Zeit-Myzel Seite 95

Tagong fasste sich schneller, als ich erwartet hatte. Vielleicht war es auch die plötzliche Aufgabe, mit der Möglichkeit, so rasch wie möglich wieder nach unten zu kommen. Er zog also am rechten Tragseil und der Drache zog die ohnehin geflogene Rechtskurve etwas enger. Als Tagong den Zug lockerte, kehrte unser Flieger in seine ursprüngliche Fluglage zurück. Dann zog mein Begleiter an beiden Seilen. Gehorsam senkte der Drache seinen massigen Körper und verlor an Höhe. Allerdings geriet der neugeborene Pilot etwas in Panik, weil dabei der Fahrtwind stark zunahm. Unsere Geschwindigkeit entsprach nicht mehr dem Aufwind, dem wir bisher gefolgt waren. "Wie kann man dem Drachen klar machen, dass er uns zu unseren Hütten bringen soll?" fragte er. "Eine sehr vernünftige Frage", lobte ich. "Du tätschelst einfach den Hals unseres Fliegers ein Bisschen, gewissermaßen als Belohnung für erwiesene Dienste, dann beendest Du das Lob mit zwei kurzen Schlägen mit der flachen Hand. Mach's einfach mal!" Zum ersten Mal in seinem Leben berührte Tagong ein solches Monster, strich über die schuppige, raue Haut, klopfte ein Wenig und streichelte sie wieder.
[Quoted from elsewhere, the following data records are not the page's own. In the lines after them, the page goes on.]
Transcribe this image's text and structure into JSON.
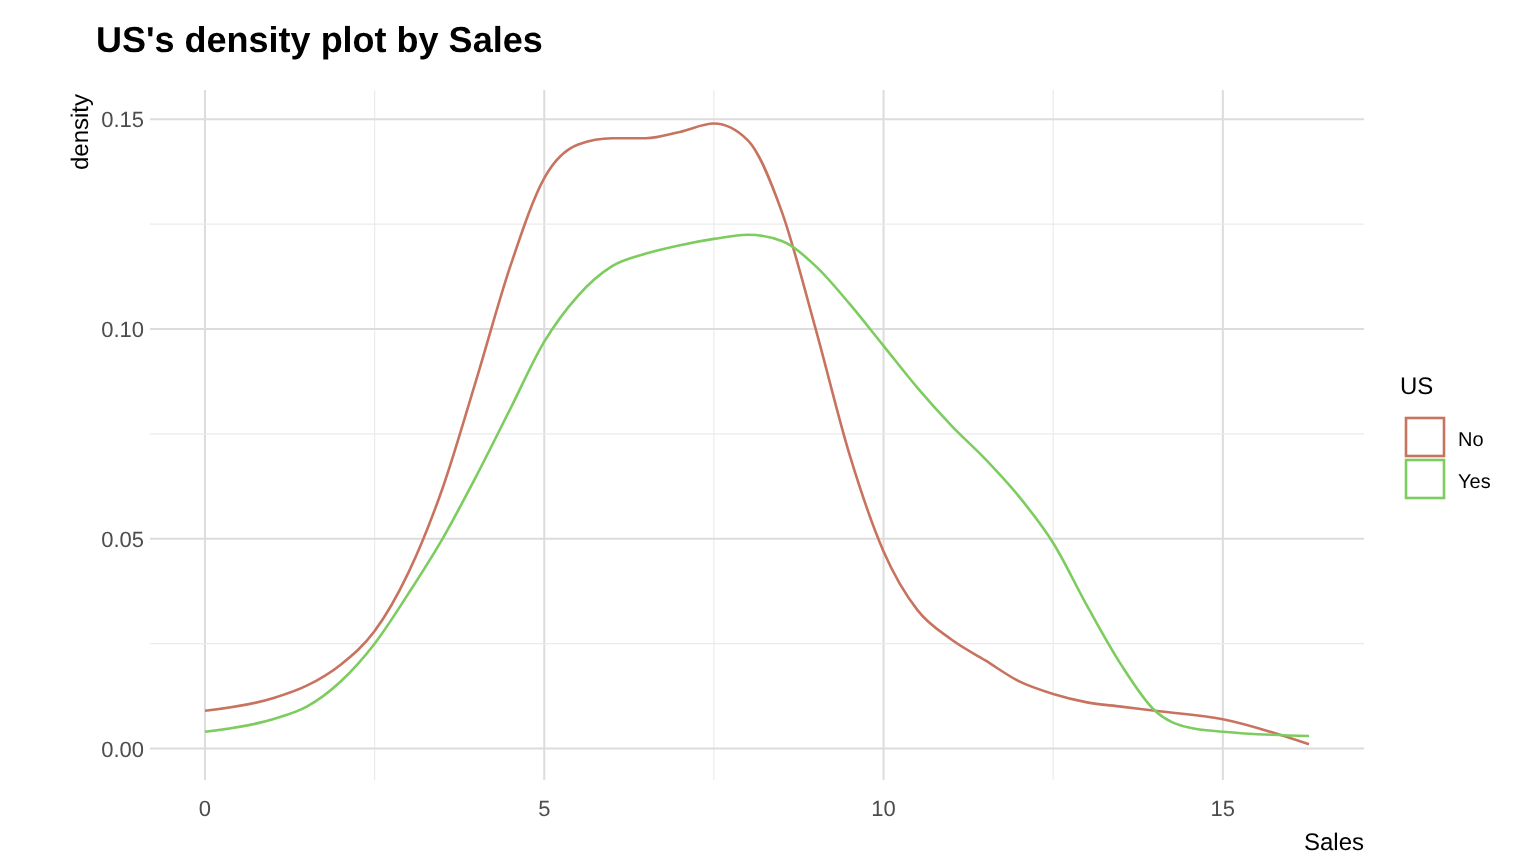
{
  "chart_data": {
    "type": "line",
    "title": "US's density plot by Sales",
    "xlabel": "Sales",
    "ylabel": "density",
    "legend_title": "US",
    "legend": "right",
    "grid": true,
    "marker": "none",
    "line_style": "solid",
    "xlim": [
      -0.81,
      17.08
    ],
    "ylim": [
      -0.0075,
      0.157
    ],
    "xticks": [
      0,
      {
        "value": 2.5,
        "label": null
      },
      5,
      {
        "value": 7.5,
        "label": null
      },
      10,
      {
        "value": 12.5,
        "label": null
      },
      15
    ],
    "yticks": [
      {
        "value": 0,
        "label": "0.00"
      },
      {
        "value": 0.025,
        "label": null
      },
      {
        "value": 0.05,
        "label": "0.05"
      },
      {
        "value": 0.075,
        "label": null
      },
      {
        "value": 0.1,
        "label": "0.10"
      },
      {
        "value": 0.125,
        "label": null
      },
      {
        "value": 0.15,
        "label": "0.15"
      }
    ],
    "series": [
      {
        "name": "No",
        "color": "#c8735f",
        "x": [
          0,
          1,
          1.5,
          2,
          2.5,
          3,
          3.5,
          4,
          4.5,
          5,
          5.5,
          6,
          6.5,
          7,
          7.5,
          8,
          8.5,
          9,
          9.5,
          10,
          10.5,
          11,
          11.5,
          12,
          12.5,
          13,
          13.5,
          14,
          15,
          16.27
        ],
        "values": [
          0.009,
          0.012,
          0.015,
          0.02,
          0.028,
          0.042,
          0.062,
          0.088,
          0.115,
          0.136,
          0.144,
          0.1455,
          0.1455,
          0.147,
          0.149,
          0.145,
          0.128,
          0.1,
          0.07,
          0.047,
          0.033,
          0.026,
          0.021,
          0.016,
          0.013,
          0.011,
          0.01,
          0.009,
          0.007,
          0.001
        ]
      },
      {
        "name": "Yes",
        "color": "#7dcc5f",
        "x": [
          0,
          1,
          1.5,
          2,
          2.5,
          3,
          3.5,
          4,
          4.5,
          5,
          5.5,
          6,
          6.5,
          7,
          7.5,
          8,
          8.5,
          9,
          9.5,
          10,
          10.5,
          11,
          11.5,
          12,
          12.5,
          13,
          13.5,
          14,
          14.5,
          15,
          16.27
        ],
        "values": [
          0.004,
          0.007,
          0.01,
          0.016,
          0.025,
          0.037,
          0.05,
          0.065,
          0.081,
          0.097,
          0.108,
          0.115,
          0.118,
          0.12,
          0.1215,
          0.1225,
          0.121,
          0.115,
          0.106,
          0.096,
          0.086,
          0.077,
          0.069,
          0.06,
          0.049,
          0.034,
          0.02,
          0.009,
          0.005,
          0.004,
          0.003
        ]
      }
    ]
  }
}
Überrascht beobachtete ich, wie sich seine verkrampfte Haltung löste. Seine Augenlider rundeten sich, was seinen Blick weicher, fast zärtlich erscheinen ließ. Wieder und wieder strich er dem Drachen über den Hals. Dann beendete er das Geschehen mit zwei Schlägen mit der flachen Hand gegen den Hals des Riesen nicht allzu fest aber entschlossen.

Gehorsam ließ sich Atros in einem weiten Gleitflug aus dem thermischen Schlot in Richtung See sinken. Dabei nahm unsere Geschwindigkeit so zu, dass wir dreimal über dem See kreisen mussten, bis wir schließlich im aufspritzenden Flachwasser am Strand vor den Hütten landeten. Als wir wieder festen Grund unter den Füßen hatten, streichelte Tagong Atros nochmals. Und der Drache warf seinen Kopf in den Nacken und klapperte mit seinem Schnabel. Die zwei schienen sich entgegen allen meinen Befürchtungen zu verstehen. Ich war mir ganz sicher, dass es Atros irgendwie gelungen war, ein Band zu diesem Tagong zu knüpfen. Die Zukunft würde zeigen müssen, wie eng.
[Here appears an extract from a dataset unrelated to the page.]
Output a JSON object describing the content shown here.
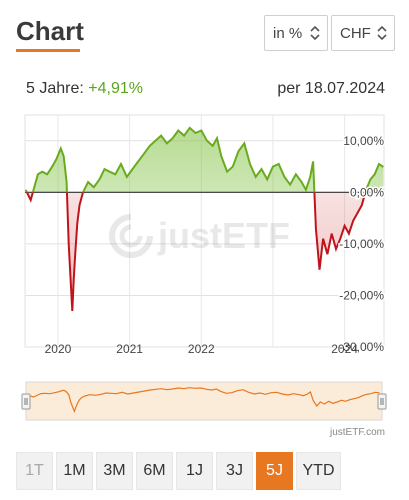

Eine Erfahrung nahm ich mit auf meinen weiteren Weg durch diese Welt: Man musste die Drachen streicheln und mit ihnen etwas unternehmen, dann fraßen sie einem aus der Hand - auch dann, wenn man kein Woschat war.

DracheWeit über uns kreiste der Schatten einer Drachendame, die sehnsüchtig auf jemand wartete. Und alle Menschen unserer kleinen Schar gingen zurück zu den Hütten.